The County Board of Supervisors voted this week to establish a “blue ribbon” commission on public safety to review how the county implements state laws that allow early parole, reduce criminal sentences and shift responsibility for supervision of non-violent offenders to counties.

The board’s vote was 3-0, with Supervisor Mark Ridley-Thomas abstaining after urging that the matter be postponed and Supervisor Sheila Kuehl on a planned trip out of the country.

Supervisors Kathryn Barger and Janice Hahn co-authored the motion to create a commission made up of board appointees, law enforcement officials and representatives from county departments handling mental health and diversion programs, among others.

The aim is “to improve rehabilitation, improve public safety, including for the brave men and women of law enforcement,” Barger said, adding that it is “not a referendum on criminal justice efforts” but a hard look at probation policies and how to protect people.

Barger and Hahn said creating the commission builds on their earlier demand for an investigation into the fatal shooting of Whittier police Officer Keith Boyer and the criminal history of his alleged killer, reputed gang member Michael Christopher Mejia, who was on probation at the time.

Mejia was released from state prison in April 2016 on a grand-theft auto conviction and arrested several times after that. He was released from county jail less than two weeks before allegedly gunning down his cousin, then Boyer.

The report on Mejia’s probation record requested by Hahn and Barger has been kept confidential and not even released to the Whittier Police Department, according to Hahn.

“I think the public has a right to see these findings,” Hahn said.

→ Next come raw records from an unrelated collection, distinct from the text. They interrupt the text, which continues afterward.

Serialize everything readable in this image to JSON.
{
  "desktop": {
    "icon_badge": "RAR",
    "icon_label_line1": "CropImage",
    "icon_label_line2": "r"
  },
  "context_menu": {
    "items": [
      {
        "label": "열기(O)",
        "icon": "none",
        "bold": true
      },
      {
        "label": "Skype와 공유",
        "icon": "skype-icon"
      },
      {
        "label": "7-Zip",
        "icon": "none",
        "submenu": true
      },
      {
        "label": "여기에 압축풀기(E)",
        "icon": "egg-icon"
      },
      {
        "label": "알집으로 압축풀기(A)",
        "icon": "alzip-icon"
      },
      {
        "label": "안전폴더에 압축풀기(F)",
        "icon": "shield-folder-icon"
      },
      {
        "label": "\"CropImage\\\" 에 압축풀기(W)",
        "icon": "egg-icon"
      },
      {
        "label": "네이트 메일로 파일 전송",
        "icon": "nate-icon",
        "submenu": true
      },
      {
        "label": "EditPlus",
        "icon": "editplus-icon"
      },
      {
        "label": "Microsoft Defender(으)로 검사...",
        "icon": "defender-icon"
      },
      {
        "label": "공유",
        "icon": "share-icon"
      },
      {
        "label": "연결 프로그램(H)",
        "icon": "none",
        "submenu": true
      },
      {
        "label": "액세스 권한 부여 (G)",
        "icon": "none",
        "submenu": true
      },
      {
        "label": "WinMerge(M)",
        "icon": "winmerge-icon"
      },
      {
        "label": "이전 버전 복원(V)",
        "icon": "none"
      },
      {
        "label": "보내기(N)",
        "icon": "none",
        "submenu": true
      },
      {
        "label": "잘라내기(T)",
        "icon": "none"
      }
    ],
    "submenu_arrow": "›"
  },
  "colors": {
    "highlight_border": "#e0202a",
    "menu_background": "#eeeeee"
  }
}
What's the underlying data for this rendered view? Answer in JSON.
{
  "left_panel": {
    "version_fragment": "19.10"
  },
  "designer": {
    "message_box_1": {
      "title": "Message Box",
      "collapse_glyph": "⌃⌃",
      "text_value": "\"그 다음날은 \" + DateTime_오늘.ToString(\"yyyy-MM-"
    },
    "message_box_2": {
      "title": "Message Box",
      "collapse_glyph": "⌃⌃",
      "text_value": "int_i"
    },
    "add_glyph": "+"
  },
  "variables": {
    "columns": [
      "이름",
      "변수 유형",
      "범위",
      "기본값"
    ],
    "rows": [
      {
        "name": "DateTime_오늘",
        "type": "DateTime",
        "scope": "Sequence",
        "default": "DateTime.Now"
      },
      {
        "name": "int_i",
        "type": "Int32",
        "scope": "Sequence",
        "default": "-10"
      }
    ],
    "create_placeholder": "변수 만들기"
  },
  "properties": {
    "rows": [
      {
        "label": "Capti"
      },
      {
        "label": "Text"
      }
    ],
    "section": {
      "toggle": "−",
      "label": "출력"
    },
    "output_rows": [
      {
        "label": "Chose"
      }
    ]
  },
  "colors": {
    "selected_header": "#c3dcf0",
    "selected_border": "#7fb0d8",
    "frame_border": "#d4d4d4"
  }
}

“We should not be afraid of the truth or transparency.”

Probation Chief Terri McDonald told the board the report couldn’t be released given the pending criminal proceedings.

Speakers opposed to creating the public safety commission raised concerns about the link to Boyer’s killing and the disproportionate number of law enforcement representatives who may be at risk.

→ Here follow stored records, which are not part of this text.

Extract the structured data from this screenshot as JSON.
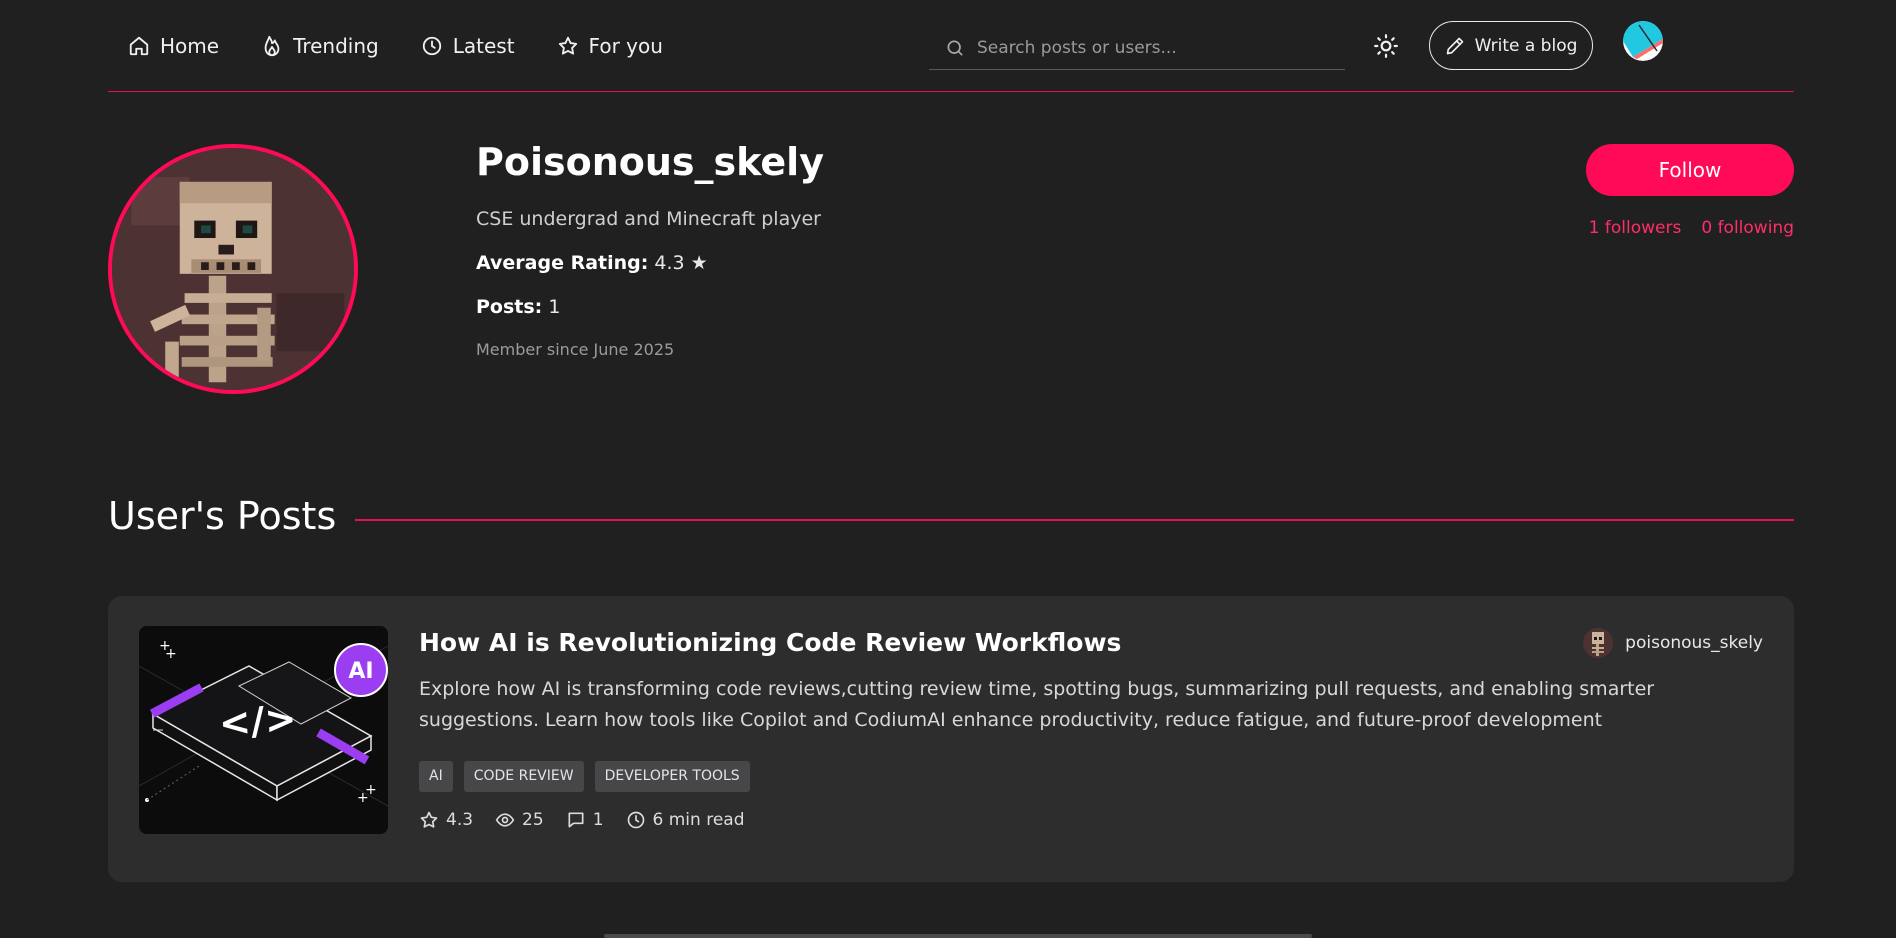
{
  "nav": {
    "items": [
      {
        "label": "Home",
        "icon": "home-icon"
      },
      {
        "label": "Trending",
        "icon": "flame-icon"
      },
      {
        "label": "Latest",
        "icon": "clock-icon"
      },
      {
        "label": "For you",
        "icon": "star-icon"
      }
    ],
    "search_placeholder": "Search posts or users...",
    "write_label": "Write a blog"
  },
  "profile": {
    "username": "Poisonous_skely",
    "bio": "CSE undergrad and Minecraft player",
    "rating_label": "Average Rating:",
    "rating_value": "4.3 ★",
    "posts_label": "Posts:",
    "posts_value": "1",
    "member_since": "Member since June 2025",
    "follow_label": "Follow",
    "followers": "1 followers",
    "following": "0 following"
  },
  "section": {
    "title": "User's Posts"
  },
  "post": {
    "title": "How AI is Revolutionizing Code Review Workflows",
    "author": "poisonous_skely",
    "description": "Explore how AI is transforming code reviews,cutting review time, spotting bugs, summarizing pull requests, and enabling smarter suggestions. Learn how tools like Copilot and CodiumAI enhance productivity, reduce fatigue, and future-proof development",
    "thumb_badge": "AI",
    "thumb_code": "</>",
    "tags": [
      "AI",
      "CODE REVIEW",
      "DEVELOPER TOOLS"
    ],
    "rating": "4.3",
    "views": "25",
    "comments": "1",
    "read_time": "6 min read"
  },
  "colors": {
    "accent": "#ff0a57",
    "background": "#202021",
    "card": "#2d2d2e"
  }
}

“How can we expect this commission to come out with an unbiased set of recommendations?” asked Jose Osuna of Homeboy Industries, which he characterized as the “world’s largest gang rehabilitation center.” He called the proposal “flawed and reactionary.”

But many city officials, police chiefs, prosecutors and community members pointed to Boyer’s death as evidence that changes must be made.

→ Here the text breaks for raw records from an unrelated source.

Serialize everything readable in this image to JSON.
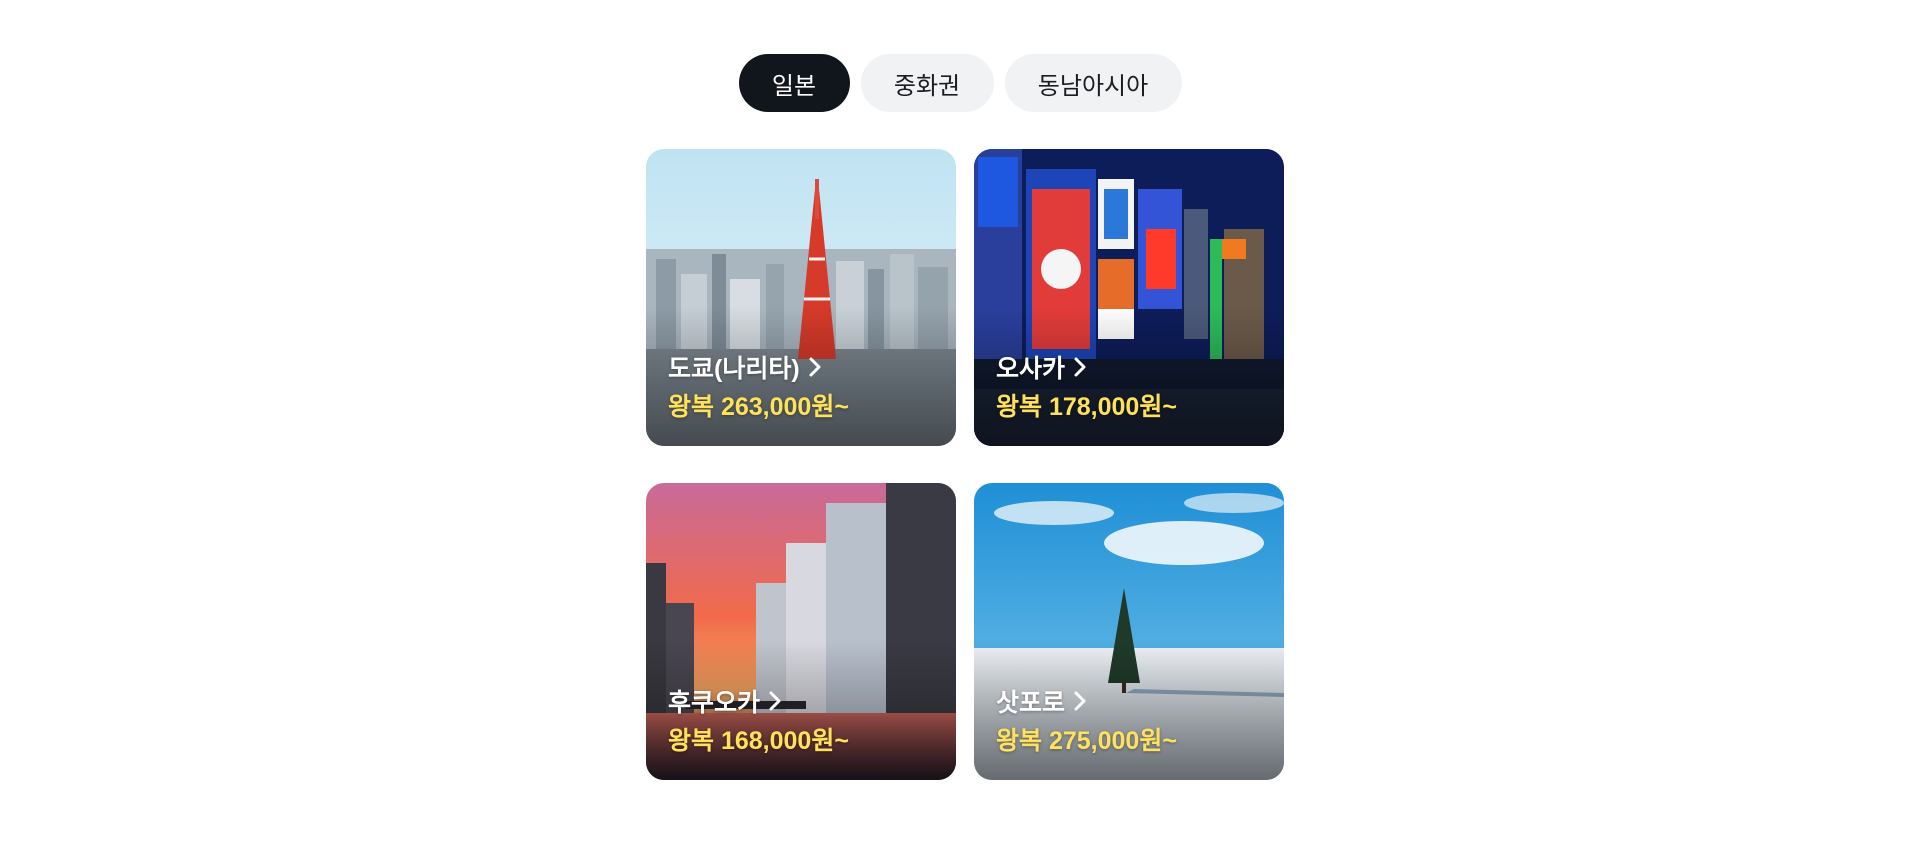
{
  "tabs": [
    {
      "label": "일본",
      "active": true
    },
    {
      "label": "중화권",
      "active": false
    },
    {
      "label": "동남아시아",
      "active": false
    }
  ],
  "destinations": [
    {
      "city": "도쿄(나리타)",
      "price": "왕복 263,000원~",
      "scene": "tokyo-tower-skyline"
    },
    {
      "city": "오사카",
      "price": "왕복 178,000원~",
      "scene": "osaka-dotonbori-signs"
    },
    {
      "city": "후쿠오카",
      "price": "왕복 168,000원~",
      "scene": "fukuoka-river-sunset"
    },
    {
      "city": "삿포로",
      "price": "왕복 275,000원~",
      "scene": "sapporo-snow-tree"
    }
  ],
  "colors": {
    "active_tab_bg": "#11161c",
    "inactive_tab_bg": "#f1f2f4",
    "price_text": "#ffe15a",
    "title_text": "#ffffff"
  },
  "icons": {
    "card_arrow": "chevron-right-icon"
  }
}
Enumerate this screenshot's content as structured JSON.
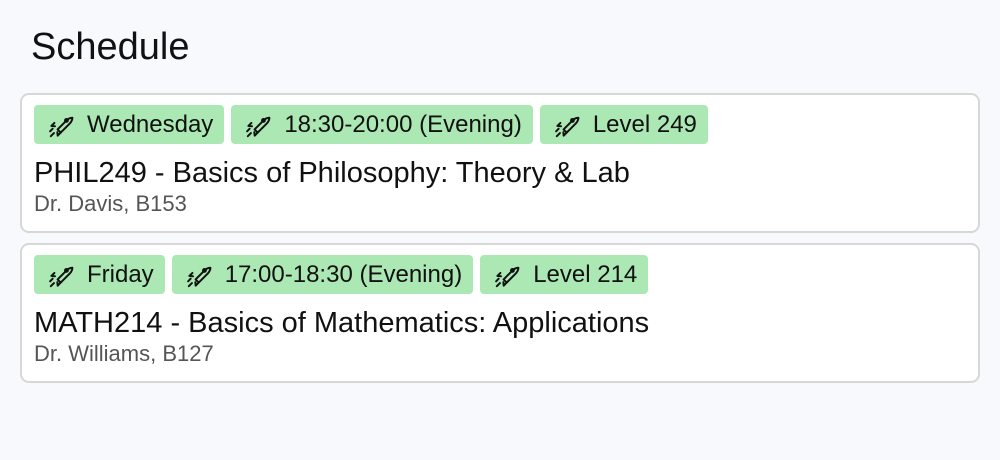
{
  "page": {
    "title": "Schedule"
  },
  "courses": [
    {
      "tags": [
        {
          "icon": "rocket-icon",
          "label": "Wednesday"
        },
        {
          "icon": "rocket-icon",
          "label": "18:30-20:00 (Evening)"
        },
        {
          "icon": "rocket-icon",
          "label": "Level 249"
        }
      ],
      "title": "PHIL249 - Basics of Philosophy: Theory & Lab",
      "meta": "Dr. Davis, B153"
    },
    {
      "tags": [
        {
          "icon": "rocket-icon",
          "label": "Friday"
        },
        {
          "icon": "rocket-icon",
          "label": "17:00-18:30 (Evening)"
        },
        {
          "icon": "rocket-icon",
          "label": "Level 214"
        }
      ],
      "title": "MATH214 - Basics of Mathematics: Applications",
      "meta": "Dr. Williams, B127"
    }
  ],
  "colors": {
    "background": "#f8f9fd",
    "card_border": "#d7d7d7",
    "tag_background": "#abe8b3",
    "text": "#111111",
    "muted_text": "#555555"
  }
}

“This felon should not have been on the street and should have been behind bars for our safety. Instead, two people are dead,” said Whittier Mayor Joe Vinatieri, adding that “violent attacks against our law enforcement officers … (are a) call to action.’

Vinatieri was one of several city officials who referenced “double-digit increases in crime” and said there’s little to stop criminals from committing new offenses.

Barger mentioned individuals who had been re-arrested “15, 20 and 25 times” and even one who was picked up 69 times.

Both opponents and supporters of the motion claimed to have the best interests of the public and crime victims at heart.

Despite the supervisors’ disclaimers about a referendum on state policies, Sheriff Jim McDonnell pointed to potential “unintended consequences” of recent legislative changes “placing our first responders and members of the public at risk … It’s not about politics, but about public safety.”